Quote from: Dont_Look_Up on April 15, 2025, 20:28:18shows how unoptimised are the default power profiles.
+1 Agreed.
I would like to see more capped ingame benchmark tests (@30fps, 40-45, 60, 85-90, etc) in a variety of games (not just new but 5, 7, 10, 15, etc year old games) -- just to see how the power scales. The miracle of this chip isn't when running uncapped latest games it seems but seeing just how much can be squeezed within a limited power budget given a load that's not as demanding (older games and or at capped FPS).
you were at that show? I thought we were only playing for a few local tweekers and the guys in the other bands. Come say hullo next time.

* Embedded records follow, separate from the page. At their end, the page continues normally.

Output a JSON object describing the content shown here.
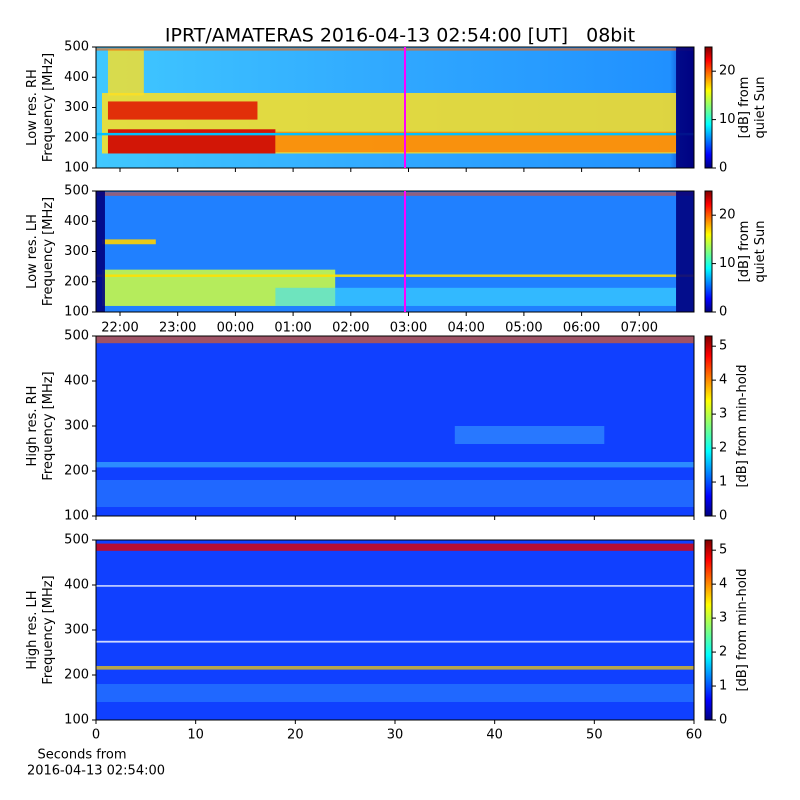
{
  "chart_data": [
    {
      "type": "heatmap",
      "title": "IPRT/AMATERAS 2016-04-13 02:54:00 [UT]   08bit",
      "ylabel": [
        "Low res. RH",
        "Frequency [MHz]"
      ],
      "ylim": [
        100,
        500
      ],
      "yticks": [
        100,
        200,
        300,
        400,
        500
      ],
      "colorbar_label": [
        "[dB] from",
        "quiet Sun"
      ],
      "clim": [
        0,
        25
      ],
      "cticks": [
        0,
        10,
        20
      ],
      "cmap": "jet"
    },
    {
      "type": "heatmap",
      "ylabel": [
        "Low res. LH",
        "Frequency [MHz]"
      ],
      "ylim": [
        100,
        500
      ],
      "yticks": [
        100,
        200,
        300,
        400,
        500
      ],
      "categories": [
        "22:00",
        "23:00",
        "00:00",
        "01:00",
        "02:00",
        "03:00",
        "04:00",
        "05:00",
        "06:00",
        "07:00"
      ],
      "colorbar_label": [
        "[dB] from",
        "quiet Sun"
      ],
      "clim": [
        0,
        25
      ],
      "cticks": [
        0,
        10,
        20
      ],
      "cmap": "jet"
    },
    {
      "type": "heatmap",
      "ylabel": [
        "High res. RH",
        "Frequency [MHz]"
      ],
      "ylim": [
        100,
        500
      ],
      "yticks": [
        100,
        200,
        300,
        400,
        500
      ],
      "xlim": [
        0,
        60
      ],
      "xticks": [
        0,
        10,
        20,
        30,
        40,
        50,
        60
      ],
      "colorbar_label": [
        "[dB] from min-hold"
      ],
      "clim": [
        0,
        5.3
      ],
      "cticks": [
        0,
        1,
        2,
        3,
        4,
        5
      ],
      "cmap": "jet"
    },
    {
      "type": "heatmap",
      "ylabel": [
        "High res. LH",
        "Frequency [MHz]"
      ],
      "ylim": [
        100,
        500
      ],
      "yticks": [
        100,
        200,
        300,
        400,
        500
      ],
      "xlim": [
        0,
        60
      ],
      "xticks": [
        0,
        10,
        20,
        30,
        40,
        50,
        60
      ],
      "xlabel": [
        "Seconds from",
        "2016-04-13 02:54:00"
      ],
      "colorbar_label": [
        "[dB] from min-hold"
      ],
      "clim": [
        0,
        5.3
      ],
      "cticks": [
        0,
        1,
        2,
        3,
        4,
        5
      ],
      "cmap": "jet"
    }
  ]
}
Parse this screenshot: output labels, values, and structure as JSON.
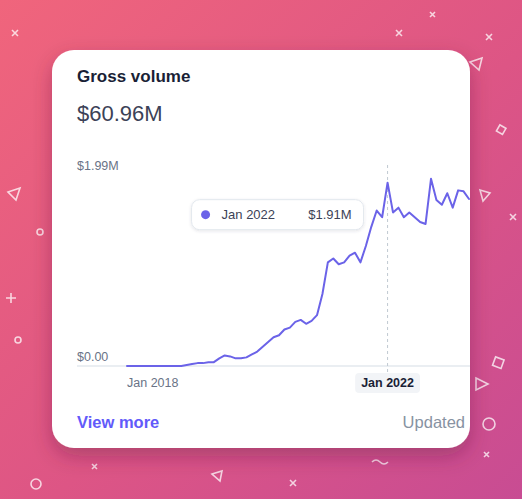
{
  "chart_data": {
    "type": "line",
    "title": "Gross volume",
    "subtitle": "$60.96M",
    "categories": [
      "Jan 2018",
      null,
      null,
      null,
      null,
      null,
      null,
      null,
      null,
      null,
      null,
      null,
      null,
      null,
      null,
      null,
      null,
      null,
      null,
      null,
      null,
      null,
      null,
      null,
      null,
      null,
      null,
      null,
      null,
      null,
      null,
      null,
      null,
      null,
      null,
      null,
      null,
      null,
      null,
      null,
      null,
      null,
      null,
      null,
      null,
      null,
      null,
      null,
      "Jan 2022",
      null,
      null,
      null,
      null,
      null,
      null,
      null,
      null,
      null,
      null,
      null,
      null,
      null,
      null,
      null
    ],
    "values": [
      0,
      0,
      0,
      0,
      0,
      0,
      0,
      0,
      0,
      0,
      0,
      10000,
      20000,
      30000,
      30000,
      40000,
      40000,
      80000,
      110000,
      100000,
      80000,
      80000,
      90000,
      120000,
      150000,
      200000,
      250000,
      300000,
      320000,
      380000,
      400000,
      460000,
      480000,
      440000,
      470000,
      530000,
      750000,
      1080000,
      1120000,
      1060000,
      1080000,
      1150000,
      1180000,
      1080000,
      1250000,
      1450000,
      1620000,
      1550000,
      1910000,
      1600000,
      1650000,
      1550000,
      1600000,
      1550000,
      1500000,
      1480000,
      1950000,
      1730000,
      1680000,
      1800000,
      1650000,
      1830000,
      1820000,
      1740000
    ],
    "color": "#6b63e8",
    "ylim": [
      0,
      1990000
    ],
    "yticks": [
      {
        "value": 0,
        "label": "$0.00"
      },
      {
        "value": 1990000,
        "label": "$1.99M"
      }
    ],
    "grid": false,
    "annotations": [
      {
        "category": "Jan 2022",
        "label": "$1.91M",
        "value": 1910000
      }
    ],
    "link": "View more",
    "note": "Updated"
  }
}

WOW!! what a disappointment. The whole idea was power with no compromise on battery life. This is worse than having a DGPU. Did AMD forget to implement power management in this? 7 hrs hours for wifi. the newer 50 series gaming laptops do better. what was even the point of this then?
And that price tag, trying to get some suckers who still think this is like Apples m-series chips.
Has to be the most disappointing chips of them all. Why would anyone buy this over a gaming laptop. you can get a RTX 4060 laptop for well under 1000$.